UNITED STATES SUPREME COURT AFFIRMS VALIDITY OF FIELD PREEMPTION AS A DEFENSE TO COMMON LAW TORT CLAIMS

Newsbrief

On  February  29,  2012,  the  United  States  Supreme  Court  refused  to  narrow  field  preemption jurisprudence, which provides a defense to common law tort claims.  In Kurns v. Railroad FrictionProducts, Inc., U.S., No. 10-879, slip op. (U.S. Feb. 29, 2012), a railroad employee sought to recover damages for alleged exposure to asbestos in locomotives and locomotive parts.  The district granted summary judgment for the defendants on the ground that the employee’s state-law claims were preempted by the federal Locomotive Inspection Act (LIA), 49 U.S.C. §20701, et seq. The Third Circuit Court of Appeals affirmed summary judgment.

The United States Supreme Court affirmed the lower courts, holding that Plaintiff’s state-law design- defect and failure-to-warn claims fell within the field of locomotive equipment regulation pre-empted by the LIA as that field was defined in its prior decision, Napier v.
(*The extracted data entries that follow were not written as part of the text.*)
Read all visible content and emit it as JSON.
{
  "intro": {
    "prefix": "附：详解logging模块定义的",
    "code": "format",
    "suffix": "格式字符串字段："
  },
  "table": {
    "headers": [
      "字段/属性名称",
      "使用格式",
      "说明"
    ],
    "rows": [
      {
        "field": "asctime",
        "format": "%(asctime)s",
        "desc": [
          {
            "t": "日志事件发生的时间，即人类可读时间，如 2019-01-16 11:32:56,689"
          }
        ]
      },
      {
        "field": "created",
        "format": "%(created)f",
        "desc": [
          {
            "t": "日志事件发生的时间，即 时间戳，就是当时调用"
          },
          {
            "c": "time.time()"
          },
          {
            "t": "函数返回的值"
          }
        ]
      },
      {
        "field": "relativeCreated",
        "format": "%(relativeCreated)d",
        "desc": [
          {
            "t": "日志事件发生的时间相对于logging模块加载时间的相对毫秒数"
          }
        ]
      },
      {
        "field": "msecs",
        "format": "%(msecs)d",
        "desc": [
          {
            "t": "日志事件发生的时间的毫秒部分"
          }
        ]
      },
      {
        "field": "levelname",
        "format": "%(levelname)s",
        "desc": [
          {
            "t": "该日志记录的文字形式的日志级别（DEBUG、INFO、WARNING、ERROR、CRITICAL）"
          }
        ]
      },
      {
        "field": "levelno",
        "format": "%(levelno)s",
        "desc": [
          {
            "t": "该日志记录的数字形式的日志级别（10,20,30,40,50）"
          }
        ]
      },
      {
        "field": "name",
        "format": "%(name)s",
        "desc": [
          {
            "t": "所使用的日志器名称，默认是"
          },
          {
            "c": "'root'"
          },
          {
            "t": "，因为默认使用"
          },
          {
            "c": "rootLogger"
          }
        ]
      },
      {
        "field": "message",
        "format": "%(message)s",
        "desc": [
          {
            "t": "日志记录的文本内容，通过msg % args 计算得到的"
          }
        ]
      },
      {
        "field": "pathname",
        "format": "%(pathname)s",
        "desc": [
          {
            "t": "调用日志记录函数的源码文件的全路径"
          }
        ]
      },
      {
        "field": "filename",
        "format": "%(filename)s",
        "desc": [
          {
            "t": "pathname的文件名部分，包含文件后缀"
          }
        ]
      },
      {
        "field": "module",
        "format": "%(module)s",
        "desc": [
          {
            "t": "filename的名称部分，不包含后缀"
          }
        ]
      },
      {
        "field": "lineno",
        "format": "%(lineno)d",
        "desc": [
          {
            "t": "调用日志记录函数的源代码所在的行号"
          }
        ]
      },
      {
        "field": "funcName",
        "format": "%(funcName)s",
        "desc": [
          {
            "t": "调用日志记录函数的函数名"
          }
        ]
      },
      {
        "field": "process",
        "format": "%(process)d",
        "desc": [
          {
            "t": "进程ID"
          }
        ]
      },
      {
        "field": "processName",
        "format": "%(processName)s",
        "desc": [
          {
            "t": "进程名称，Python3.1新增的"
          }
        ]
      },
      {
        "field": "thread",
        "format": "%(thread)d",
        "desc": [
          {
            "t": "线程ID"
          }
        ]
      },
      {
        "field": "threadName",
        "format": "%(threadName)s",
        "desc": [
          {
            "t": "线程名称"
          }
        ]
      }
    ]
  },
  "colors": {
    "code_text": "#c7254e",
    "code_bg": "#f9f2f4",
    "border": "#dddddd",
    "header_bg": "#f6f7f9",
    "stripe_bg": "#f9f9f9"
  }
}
Atlantic Coast Line R. Co., 272 U. S. 605, 2-11 (1926).  In Napier, the Supreme Court held two state laws prescribing the use of locomotive equipment pre-empted by the LIA, concluding that the broad power conferred by the LIA on the Interstate Commerce Commission (the agency then vested with authority to carry out the LIA’s requirements) was a “general  one”  that  “extends  to  the  design,  the  construction  and  the  material  of  every  part  of  the locomotive and tender and of all appurtenances.” 272 U. S., at 611.

At the Supreme Court, the petitioners did not argue that Napier should be overruled. Instead, the petitioners argued that their claims fall outside the LIA’s pre-empted field.   The Court rejected the petitioners’ various arguments, stating that Congress, in enacting the LIA, “manifest[ed] the intention to occupy  the  entire  field  of  regulating  locomotive  equipment.”  Id.   Second,  the  Court  held  that  the petitioners’ petitioners’ failure-to-warn claims were not directed at the equipment of locomotives, so they fell within the pre-empted field defined by Napier.  Third, the Court found that Napier defined the pre- empted field on the basis of the physical elements regulated, not on the basis of the entity directly subject to regulation.  Therefore, the Court rejected petitioners’ argument that the employee’s claims were not pre-empted because manufacturers were not regulated under the LIA when the employee was exposed to asbestos. Finally, contrary to petitioners’ argument, the Court held that the LIA’s pre-emptive scope is not limited to state legislation or regulation but extends to state common-law duties and standards of care directed to the subject of locomotive equipment.

Justice Thomas delivered the opinion of the Court in which Chief Justice Roberts and Justices Scalia, Kennedy, Alito, and Kagan joined. Justice Kagan filed a concurring opinion.  Justice Sotomayor filed an opinion concurring in part and dissenting in part, in which Justices Ginsburg and Breyer joined.